Best Practice Guideline #4: Consistent with other literature in the substance treatment and rehabilitation field, research continues to support the cost-effectiveness of outpatient/day-treatment versus inpatient treatment. However, some cocaine-dependent clients may require the additional support provided by residential care or inpatient treatment, e.g. clients who are homeless.

6.4 Individual Versus Group Treatment

Many of the effective interventions discussed above have been delivered in an individual counselling format. However, Smokowski and Wodarski (1998) in a recent article on cognitive behavioural treatment for cocaine addiction, identify the group format as an important component of substance-abuse treatment. They note that, apart from the support and reinforcement provided by group members, the group format can also provide group-reward structures for programs that use contingency management.
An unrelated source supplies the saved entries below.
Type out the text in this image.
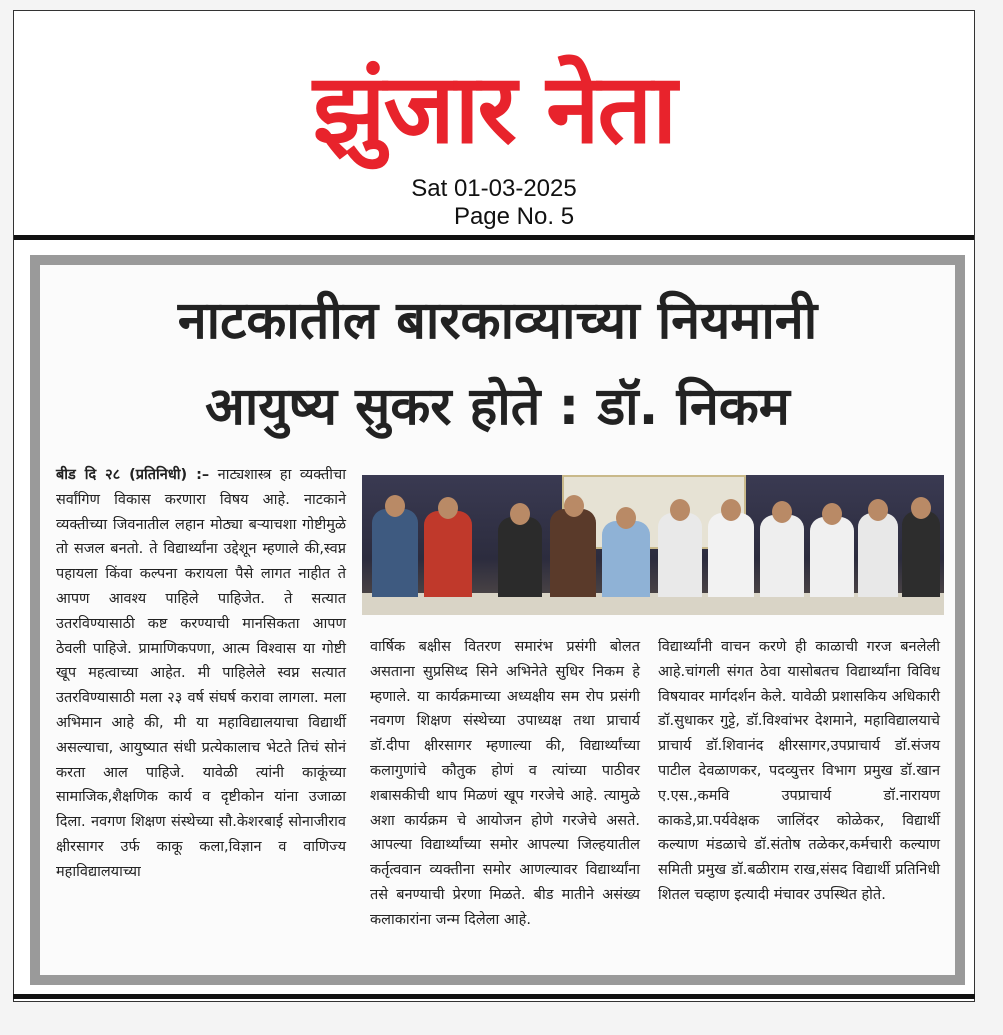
झुंजार नेता
Sat 01-03-2025
Page No. 5
नाटकातील बारकाव्याच्या नियमानी
आयुष्य सुकर होते : डॉ. निकम
बीड दि २८ (प्रतिनिधी) :– नाट्यशास्त्र हा व्यक्तीचा सर्वांगिण विकास करणारा विषय आहे. नाटकाने व्यक्तीच्या जिवनातील लहान मोठ्या बऱ्याचशा गोष्टीमुळे तो सजल बनतो. ते विद्यार्थ्यांना उद्देशून म्हणाले की,स्वप्न पहायला किंवा कल्पना करायला पैसे लागत नाहीत ते आपण आवश्य पाहिले पाहिजेत. ते सत्यात उतरविण्यासाठी कष्ट करण्याची मानसिकता आपण ठेवली पाहिजे. प्रामाणिकपणा, आत्म विश्वास या गोष्टी खूप महत्वाच्या आहेत. मी पाहिलेले स्वप्न सत्यात उतरविण्यासाठी मला २३ वर्ष संघर्ष करावा लागला. मला अभिमान आहे की, मी या महाविद्यालयाचा विद्यार्थी असल्याचा, आयुष्यात संधी प्रत्येकालाच भेटते तिचं सोनं करता आल पाहिजे. यावेळी त्यांनी काकूंच्या सामाजिक,शैक्षणिक कार्य व दृष्टीकोन यांना उजाळा दिला. नवगण शिक्षण संस्थेच्या सौ.केशरबाई सोनाजीराव क्षीरसागर उर्फ काकू कला,विज्ञान व वाणिज्य महाविद्यालयाच्या
वार्षिक बक्षीस वितरण समारंभ प्रसंगी बोलत असताना सुप्रसिध्द सिने अभिनेते सुधिर निकम हे म्हणाले. या कार्यक्रमाच्या अध्यक्षीय सम रोप प्रसंगी नवगण शिक्षण संस्थेच्या उपाध्यक्ष तथा प्राचार्य डॉ.दीपा क्षीरसागर म्हणाल्या की, विद्यार्थ्यांच्या कलागुणांचे कौतुक होणं व त्यांच्या पाठीवर शबासकीची थाप मिळणं खूप गरजेचे आहे. त्यामुळे अशा कार्यक्रम चे आयोजन होणे गरजेचे असते. आपल्या विद्यार्थ्यांच्या समोर आपल्या जिल्हयातील कर्तृत्ववान व्यक्तीना समोर आणल्यावर विद्यार्थ्यांना तसे बनण्याची प्रेरणा मिळते. बीड मातीने असंख्य कलाकारांना जन्म दिलेला आहे.
विद्यार्थ्यांनी वाचन करणे ही काळाची गरज बनलेली आहे.चांगली संगत ठेवा यासोबतच विद्यार्थ्यांना विविध विषयावर मार्गदर्शन केले. यावेळी प्रशासकिय अधिकारी डॉ.सुधाकर गुट्टे, डॉ.विश्वांभर देशमाने, महाविद्यालयाचे प्राचार्य डॉ.शिवानंद क्षीरसागर,उपप्राचार्य डॉ.संजय पाटील देवळाणकर, पदव्युत्तर विभाग प्रमुख डॉ.खान ए.एस.,कमवि उपप्राचार्य डॉ.नारायण काकडे,प्रा.पर्यवेक्षक जालिंदर कोळेकर, विद्यार्थी कल्याण मंडळाचे डॉ.संतोष तळेकर,कर्मचारी कल्याण समिती प्रमुख डॉ.बळीराम राख,संसद विद्यार्थी प्रतिनिधी शितल चव्हाण इत्यादी मंचावर उपस्थित होते.
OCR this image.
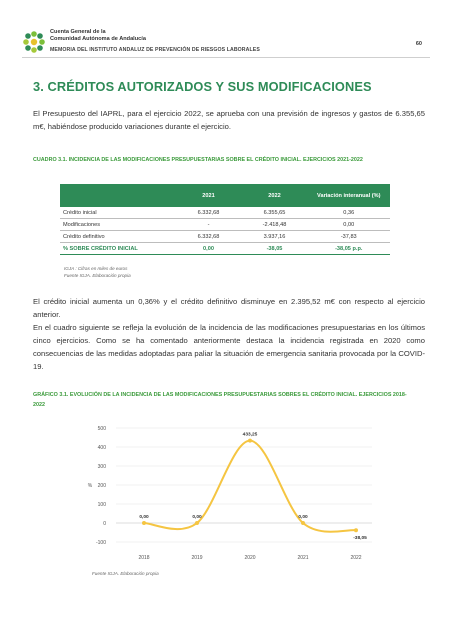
Cuenta General de la
Comunidad Autónoma de Andalucía
MEMORIA DEL INSTITUTO ANDALUZ DE PREVENCIÓN DE RIESGOS LABORALES
60
3. CRÉDITOS AUTORIZADOS Y SUS MODIFICACIONES
El Presupuesto del IAPRL, para el ejercicio 2022, se aprueba con una previsión de ingresos y gastos de 6.355,65 m€, habiéndose producido variaciones durante el ejercicio.
CUADRO 3.1. INCIDENCIA DE LAS MODIFICACIONES PRESUPUESTARIAS SOBRE EL CRÉDITO INICIAL. EJERCICIOS 2021-2022
	2021	2022	Variación interanual (%)
Crédito inicial	6.332,68	6.355,65	0,36
Modificaciones	-	-2.418,48	0,00
Crédito definitivo	6.332,68	3.937,16	-37,83
% SOBRE CRÉDITO INICIAL	0,00	-38,05	-38,05 p.p.
IGJA : Cifras en miles de euros
Fuente IGJA. Elaboración propia
El crédito inicial aumenta un 0,36% y el crédito definitivo disminuye en 2.395,52 m€ con respecto al ejercicio anterior.
En el cuadro siguiente se refleja la evolución de la incidencia de las modificaciones presupuestarias en los últimos cinco ejercicios. Como se ha comentado anteriormente destaca la incidencia registrada en 2020 como consecuencias de las medidas adoptadas para paliar la situación de emergencia sanitaria provocada por la COVID-19.
GRÁFICO 3.1. EVOLUCIÓN DE LA INCIDENCIA DE LAS MODIFICACIONES PRESUPUESTARIAS SOBRES EL CRÉDITO INICIAL. EJERCICIOS 2018-2022
-100
0
100
200
300
400
500
%
2018	2019	2020	2021	2022
0,00	0,00
433,25
0,00
-38,05
Fuente IGJA. Elaboración propia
In conclusion, unlike the conclusions arising from much of the research on using medications to treat cocaine addictions, it appears that behavioural methods are effective. This is especially true for behavioural procedures that provide incentives for cocaine-free urine samples and include cognitive behavioural treatment.

Multicomponent programs, that address cocaine use, family and financial issues, and relapse prevention, appear to retain people in programs longer, reduce cocaine usage, and reduce the use of other substances. Finally, provision of continuing care may improve outcome.